La 17e épidémie d’Ebola frappe durement les provinces de l’Ituri et du Nord-Kivu. Le ministère de la Santé a enregistré 5 514 cas et 2 642 décès . Cette flambée évolue dans un contexte sécuritaire instable qui alimente la méfiance des communautés.
L’engagement communautaire, clé de la riposte
Papy Kasereka, ancien responsable de la communication lors de la 10e épidémie, tire la sonnette d’alarme. « Pour vaincre une épidémie, il faut placer les communautés au cœur de la gestion », déclare-t-il. Il plaide pour des visites guidées des centres de traitement afin de dissiper les rumeurs. Les équipes médicales font face à des résistances locales. Les attaques contre les centres de traitement se multiplient. Médecins Sans Frontières (MSF) a ouvert un nouveau centre de 35 lits à Butembo pour renforcer la riposte .

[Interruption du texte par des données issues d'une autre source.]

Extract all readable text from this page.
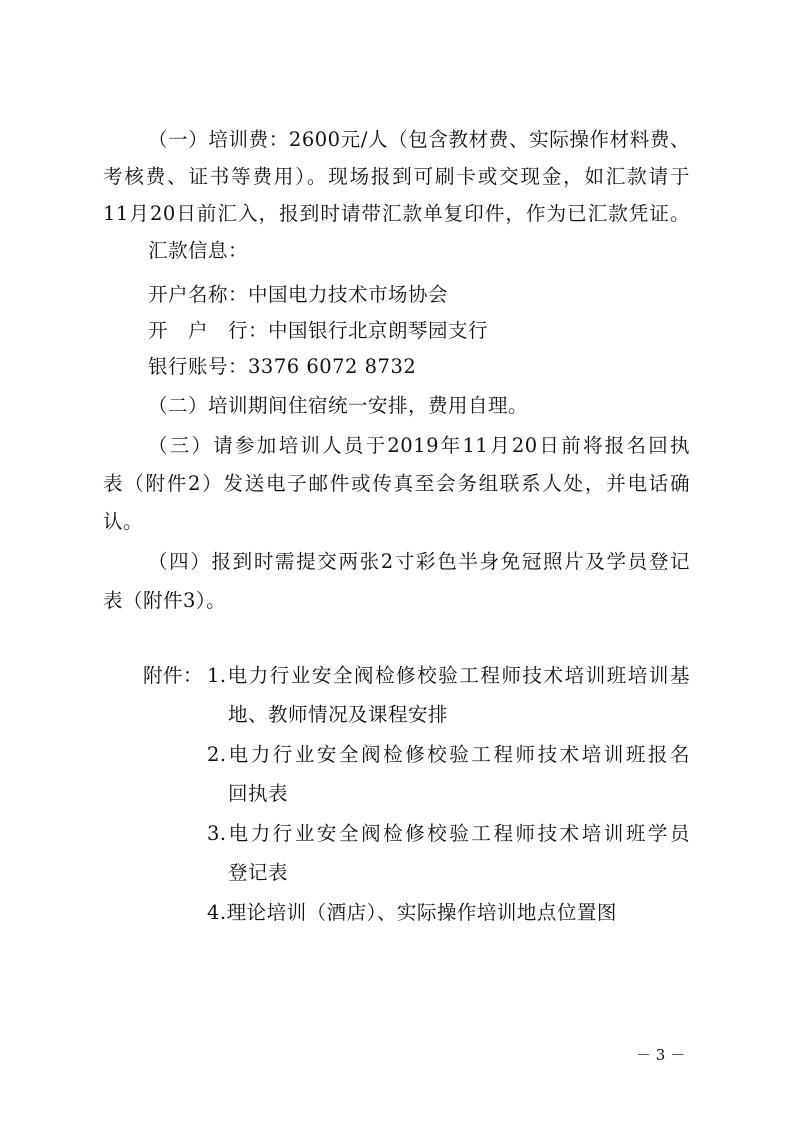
（一）培训费：2600元/人（包含教材费、实际操作材料费、
考核费、证书等费用）。现场报到可刷卡或交现金，如汇款请于
11月20日前汇入，报到时请带汇款单复印件，作为已汇款凭证。
汇款信息：
开户名称：中国电力技术市场协会
开　户　行：中国银行北京朗琴园支行
银行账号：3376 6072 8732
（二）培训期间住宿统一安排，费用自理。
（三）请参加培训人员于2019年11月20日前将报名回执
表（附件2）发送电子邮件或传真至会务组联系人处，并电话确
认。
（四）报到时需提交两张2寸彩色半身免冠照片及学员登记
表（附件3）。
附件： 1.电力行业安全阀检修校验工程师技术培训班培训基
地、教师情况及课程安排
2.电力行业安全阀检修校验工程师技术培训班报名
回执表
3.电力行业安全阀检修校验工程师技术培训班学员
登记表
4.理论培训（酒店）、实际操作培训地点位置图
－ 3 －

La méfiance, obstacle majeur à l’endiguement
Le Dr Michel Tosalisana, chef de la zone sanitaire de Beni, met en garde les jeunes contre les violences. « Les équipes d’intervention sont là pour protéger la santé de tous », rappelle-t-il. La défiance reste élevée, alimentée par les traumatismes de l’épidémie de 2018-2020. Cette méfiance a des conséquences dramatiques : près de la moitié des malades arrivent à un stade avancé. Les systèmes d’alerte sont défaillants, comme à Butembo où 122 cas confirmés ont été recensés mi-juillet. L’épidémie s’est désormais étendue aux provinces du Tshopo et du Haut-Uélé.